When we discovered that idea, it felt really romantic, but also very sad and romantic at the same time. This whole thing is built on insecurity and on these broken people who can’t fully communicate with each other – its beautiful and sad and sweet.
Both you guys have these amazing women in your lives, played by Dakota Johnson and Adria Arjona. What was it like to work alongside those two?
They were incredible. Dakota is a force in her own right. She brings a presence that is just palpable, things orbit around her and she kind of orchestrates it. It’s an incredible foundation that you can play upon, so that you can have another character flailing around and she’s just stoic.
Adria really went for it with her character, and I love her performance and energy so much. She has the ability to be wildly comedic and deeply emotional — instantaneously switching back and forth, or just both at the same time. It’s a really rare quality, and when you put the camera on her, you’re drawn in. It’s remarkable.

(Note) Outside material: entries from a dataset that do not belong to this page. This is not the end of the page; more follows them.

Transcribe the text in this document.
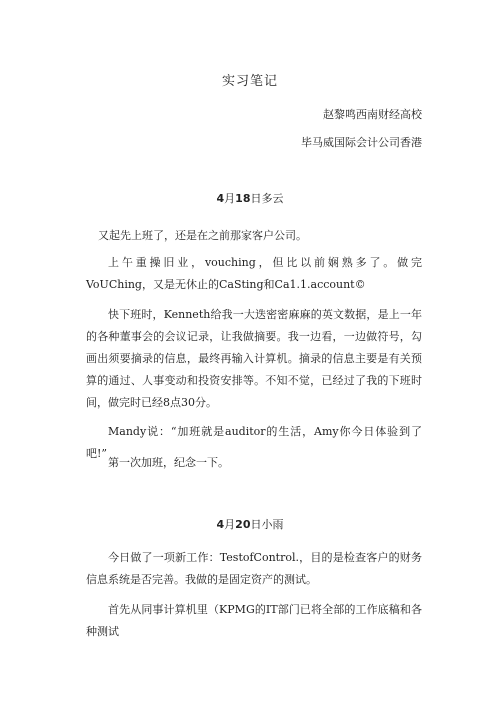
实习笔记
赵黎鸣西南财经高校
毕马威国际会计公司香港
4月18日多云
又起先上班了，还是在之前那家客户公司。
上午重操旧业，vouching，但比以前娴熟多了。做完VoUChing，又是无休止的CaSting和Ca1.1.account©
快下班时，Kenneth给我一大迭密密麻麻的英文数据，是上一年的各种董事会的会议记录，让我做摘要。我一边看，一边做符号，勾画出须要摘录的信息，最终再输入计算机。摘录的信息主要是有关预算的通过、人事变动和投资安排等。不知不觉，已经过了我的下班时间，做完时已经8点30分。
Mandy说：“加班就是auditor的生活，Amy你今日体验到了吧!”
第一次加班，纪念一下。
4月20日小雨
今日做了一项新工作：TestofControl.，目的是检查客户的财务信息系统是否完善。我做的是固定资产的测试。
首先从同事计算机里（KPMG的IT部门已将全部的工作底稿和各种测试
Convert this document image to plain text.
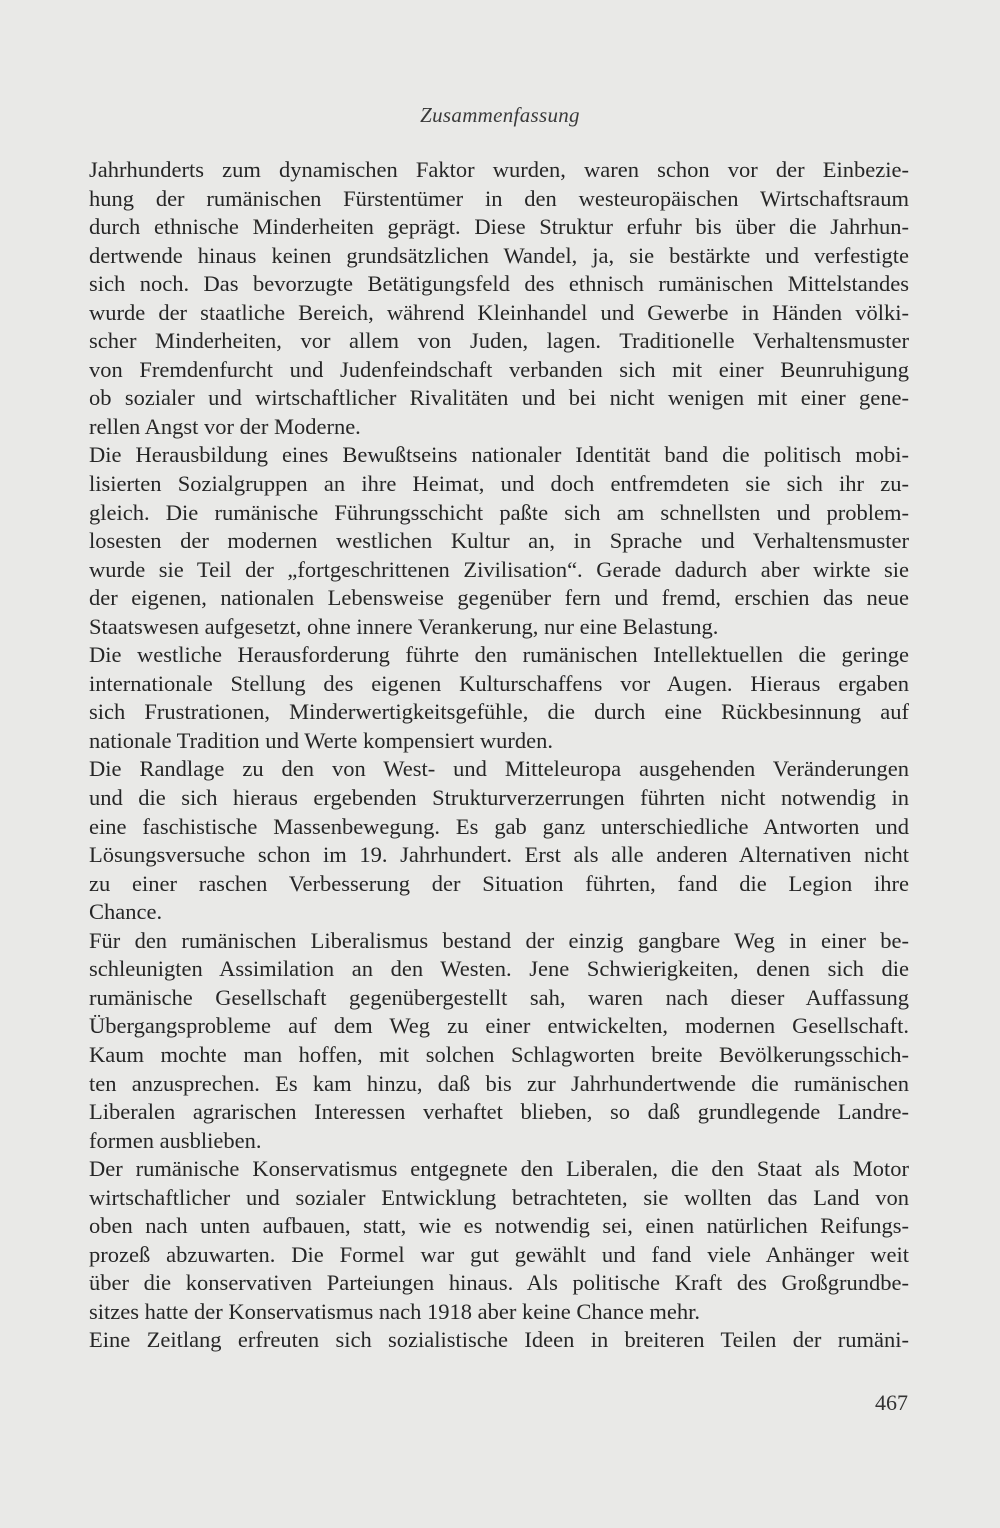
Zusammenfassung
Jahrhunderts zum dynamischen Faktor wurden, waren schon vor der Einbezie-
hung der rumänischen Fürstentümer in den westeuropäischen Wirtschaftsraum
durch ethnische Minderheiten geprägt. Diese Struktur erfuhr bis über die Jahrhun-
dertwende hinaus keinen grundsätzlichen Wandel, ja, sie bestärkte und verfestigte
sich noch. Das bevorzugte Betätigungsfeld des ethnisch rumänischen Mittelstandes
wurde der staatliche Bereich, während Kleinhandel und Gewerbe in Händen völki-
scher Minderheiten, vor allem von Juden, lagen. Traditionelle Verhaltensmuster
von Fremdenfurcht und Judenfeindschaft verbanden sich mit einer Beunruhigung
ob sozialer und wirtschaftlicher Rivalitäten und bei nicht wenigen mit einer gene-
rellen Angst vor der Moderne.
Die Herausbildung eines Bewußtseins nationaler Identität band die politisch mobi-
lisierten Sozialgruppen an ihre Heimat, und doch entfremdeten sie sich ihr zu-
gleich. Die rumänische Führungsschicht paßte sich am schnellsten und problem-
losesten der modernen westlichen Kultur an, in Sprache und Verhaltensmuster
wurde sie Teil der „fortgeschrittenen Zivilisation“. Gerade dadurch aber wirkte sie
der eigenen, nationalen Lebensweise gegenüber fern und fremd, erschien das neue
Staatswesen aufgesetzt, ohne innere Verankerung, nur eine Belastung.
Die westliche Herausforderung führte den rumänischen Intellektuellen die geringe
internationale Stellung des eigenen Kulturschaffens vor Augen. Hieraus ergaben
sich Frustrationen, Minderwertigkeitsgefühle, die durch eine Rückbesinnung auf
nationale Tradition und Werte kompensiert wurden.
Die Randlage zu den von West- und Mitteleuropa ausgehenden Veränderungen
und die sich hieraus ergebenden Strukturverzerrungen führten nicht notwendig in
eine faschistische Massenbewegung. Es gab ganz unterschiedliche Antworten und
Lösungsversuche schon im 19. Jahrhundert. Erst als alle anderen Alternativen nicht
zu einer raschen Verbesserung der Situation führten, fand die Legion ihre
Chance.
Für den rumänischen Liberalismus bestand der einzig gangbare Weg in einer be-
schleunigten Assimilation an den Westen. Jene Schwierigkeiten, denen sich die
rumänische Gesellschaft gegenübergestellt sah, waren nach dieser Auffassung
Übergangsprobleme auf dem Weg zu einer entwickelten, modernen Gesellschaft.
Kaum mochte man hoffen, mit solchen Schlagworten breite Bevölkerungsschich-
ten anzusprechen. Es kam hinzu, daß bis zur Jahrhundertwende die rumänischen
Liberalen agrarischen Interessen verhaftet blieben, so daß grundlegende Landre-
formen ausblieben.
Der rumänische Konservatismus entgegnete den Liberalen, die den Staat als Motor
wirtschaftlicher und sozialer Entwicklung betrachteten, sie wollten das Land von
oben nach unten aufbauen, statt, wie es notwendig sei, einen natürlichen Reifungs-
prozeß abzuwarten. Die Formel war gut gewählt und fand viele Anhänger weit
über die konservativen Parteiungen hinaus. Als politische Kraft des Großgrundbe-
sitzes hatte der Konservatismus nach 1918 aber keine Chance mehr.
Eine Zeitlang erfreuten sich sozialistische Ideen in breiteren Teilen der rumäni-
467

The role of the son in the film is funny – how the adults fight over him and then other people on his behalf. Were you saying something about the effect of adult relationships on children?
We weren’t exploring anything with a particular point of view, but I think there’s a satirical element that feels rich and exciting. Inevitably, we are affected by our parents and our environment — the people who raise us and the people we grow up with. With everything going on in this movie, we know they’re not going to break this kid — he’s always going to be fine, even as he’s affected by the set of circumstances. This kid has a spark – he’s going to be brilliant in some way, but he also might end up in jail. At the end, you see him with his best friend and those two might end up being in the same situation — co-dependently stuck together!
Nicholas Braun has a great cameo at the end, and really has something quite deep to say about his own desire for connection.
I like characters in their late 30s who are finally confronting legacy. The Nick Braun character comes in for just a couple scenes and it’s a bit superficial at first, until all of a sudden you realise he’s living his own journey. Its a whole grand finale, a big reveal. You could fill in the backstory of this guy and what he’s gone through to get to this point and it would be brilliant.
You’ve spent time in Australia before. What are you squeezing in on this trip?
I had a nice swim over at Icebergs the other day which was a delight. I’ve been drinking some great coffee. This trip is a little too short to really do anything adventurous. I’ve been here a bunch in the past and I’ve been around a bit. I love it.
What about shooting a movie here?
Yeah, I would love that. The guy at the end of the movie is one of my closest mates, Nick Boshier. He and I have been writing a movie for a while, which maybe we should just finish and shoot here.
I would love to spend more time down under! It seems like a really incredible film community of artists and collaborators. I’ve heard the studios here are some of the best, I know they’ve shot some really big movies ups in Queensland. I’ve got to figure it out!